THE SOUTH AFRICAN RESERVE BANK STARTED ISSUING THESE 1 SOUTH AFRICAN RAND BANKNOTES IN 1961. THEY WERE WITHDRAWN FROM CIRCULATION IN 1966.
THE LARGE TYPE BANKNOTE OF 1 SOUTH AFRICAN RAND IS REDDISH BROWN COLOURED WITH A PORTRAIT OF JAN VAN RIEBEECK (OR IS IT?) TO THE LEFT. ON THE BACK SIDE IS A LION WITH THE TEXT EX UNITATE VIRES (FROM UNITY STRENGTH), OLD SOUTH AFRICAN NATIONAL MOTTO.
THIS NOTE WAS ISSED IN 1961 AND HAS THE PREFIX NUMBER A over 28 472124.
THE FRONT HAS THE SIGNATURE OF MH (Michiel Hendrik) DE KOCK THE SOUTH AFRICAN RESERVE BANK GOVERNOR FROM 1945 TO 1962.
FROM 1948 TO 1977 NOTES WERE ISSUED IN TWO LANGUAGE VARIANTS AFRIKAANS OVER ENGLISH AND ENGLISH OVER AFRIKAANS. SIZE: 137mm x 78mm
CONDITION: ONE OR TWO SMALL EDGE TEARS. SOME CORNER CURLS AND WRINKLES. OVERALL FINE CONDITION.
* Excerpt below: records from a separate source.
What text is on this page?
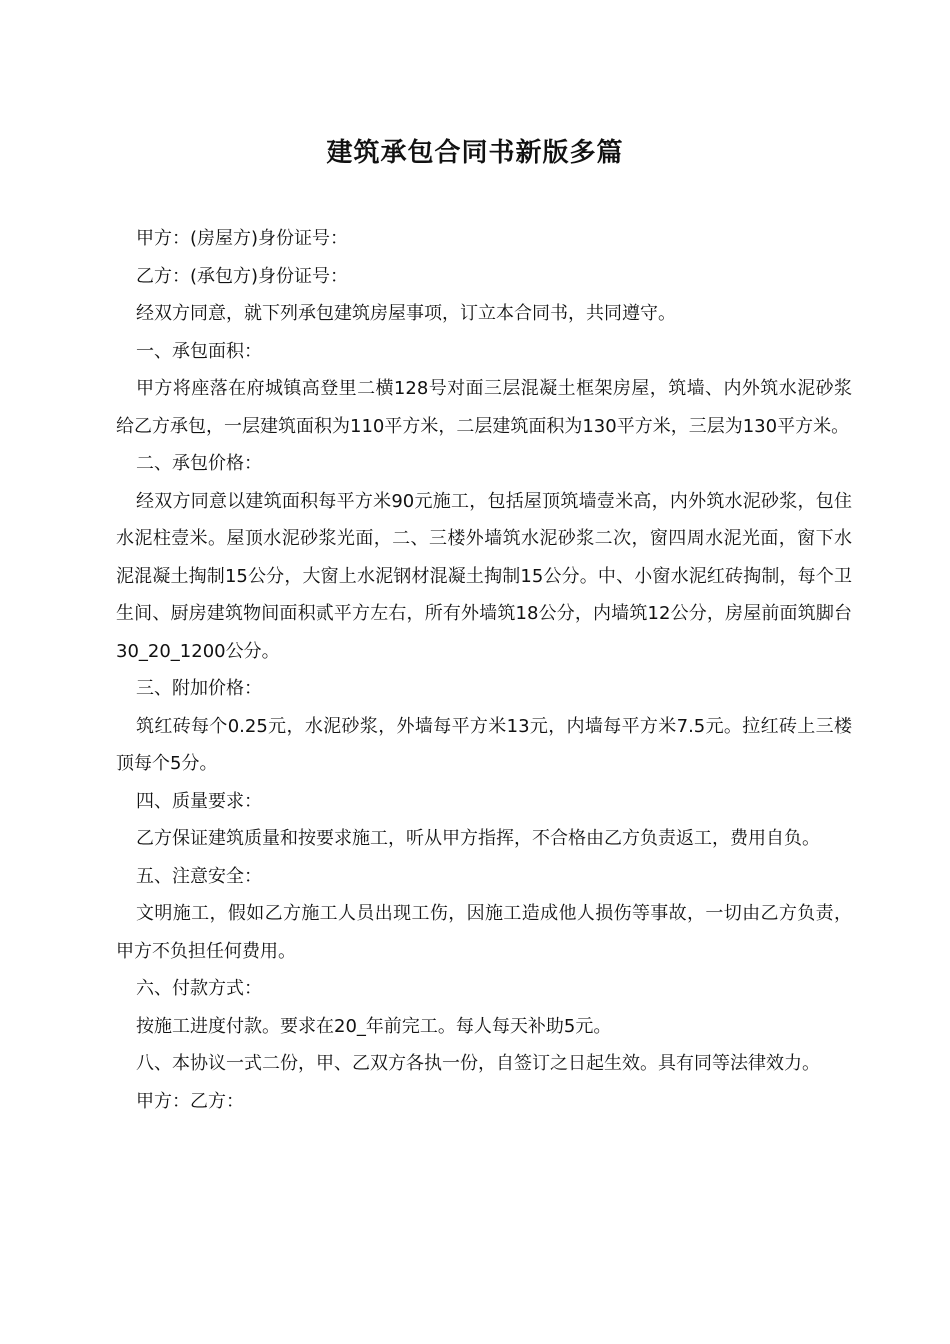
建筑承包合同书新版多篇

甲方：(房屋方)身份证号：

乙方：(承包方)身份证号：

经双方同意，就下列承包建筑房屋事项，订立本合同书，共同遵守。

一、承包面积：

甲方将座落在府城镇高登里二横128号对面三层混凝土框架房屋，筑墙、内外筑水泥砂浆给乙方承包，一层建筑面积为110平方米，二层建筑面积为130平方米，三层为130平方米。

二、承包价格：

经双方同意以建筑面积每平方米90元施工，包括屋顶筑墙壹米高，内外筑水泥砂浆，包住水泥柱壹米。屋顶水泥砂浆光面，二、三楼外墙筑水泥砂浆二次，窗四周水泥光面，窗下水泥混凝土掏制15公分，大窗上水泥钢材混凝土掏制15公分。中、小窗水泥红砖掏制，每个卫生间、厨房建筑物间面积贰平方左右，所有外墙筑18公分，内墙筑12公分，房屋前面筑脚台30_20_1200公分。

三、附加价格：

筑红砖每个0.25元，水泥砂浆，外墙每平方米13元，内墙每平方米7.5元。拉红砖上三楼顶每个5分。

四、质量要求：

乙方保证建筑质量和按要求施工，听从甲方指挥，不合格由乙方负责返工，费用自负。

五、注意安全：

文明施工，假如乙方施工人员出现工伤，因施工造成他人损伤等事故，一切由乙方负责，甲方不负担任何费用。

六、付款方式：

按施工进度付款。要求在20_年前完工。每人每天补助5元。

八、本协议一式二份，甲、乙双方各执一份，自签订之日起生效。具有同等法律效力。

甲方：乙方：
SHORT HISTORY OF SOUTH AFRICAN DECIMAL RAND: In 1956 South Africa established the Decimal Coinage Commission to look at South Africas currency. At the time South Africa was still a British colony, and as such operated under the British tender of pounds, shillings, and pence. On 8 August 1958, the commission recommended replacing the British Pound with a new currency named rand. The name comes from the word Witwatersrand the area where most of South Africas gold deposits were found and where Johannesburg was built. The rand replaced Pound Sterling as legal tender in South Africa on 14 February 1961 replacing the pound (1 rand being valued at 10 shillings), just months before South Africa left the Commonwealth to become a republic on 31 May 1961. Between 1961 to 1991, the banknotes' front face had the face of Jan van Riebeeck (OR IS IT SEE INTERESTING STORY BELOW), with the first issues carrying just his face.
NUMISTA RARITY INDEX NUMBER 76: Numista produces an index to show the approximate rarity of coin, banknote. This index ranges from 1 to 100, with 1 representing the most common items and 100 representing the most rare.
JAN VAN RIEBEECK OR SOMEONE ELSE? There are an interesting true story of the portrait on 30 different old South African banknotes since 1948 to 1994. Chiselled features, flowing locks and a manicured moustache. Its a face that has been immortalized in South African history books. But, as it turns out, this portrait is not of Jan van Riebeeck, but most likely of another Dutch local Bartholomeus Vermuyden who never even set foot in South Africa. The image of the supposed Jan van Riebeeck at a time before computers or Google was derived from a portrait painting of Dirck Craey which is now in the Amsterdam Rijksmuseum. In 1984 it was concluded that the painting from which the image was borrowed was not of Van Riebeeck, the man who arrived with three ships in Table Bay in 1652 but probably that of another Dutchman named Bartholomeus Vermuyden. In what is believed to be an actual portrait of the Dutch settler, also on display at the Rijksmuseum, Van Riebeecks appearance is markedly different from the face on South Africas old currency.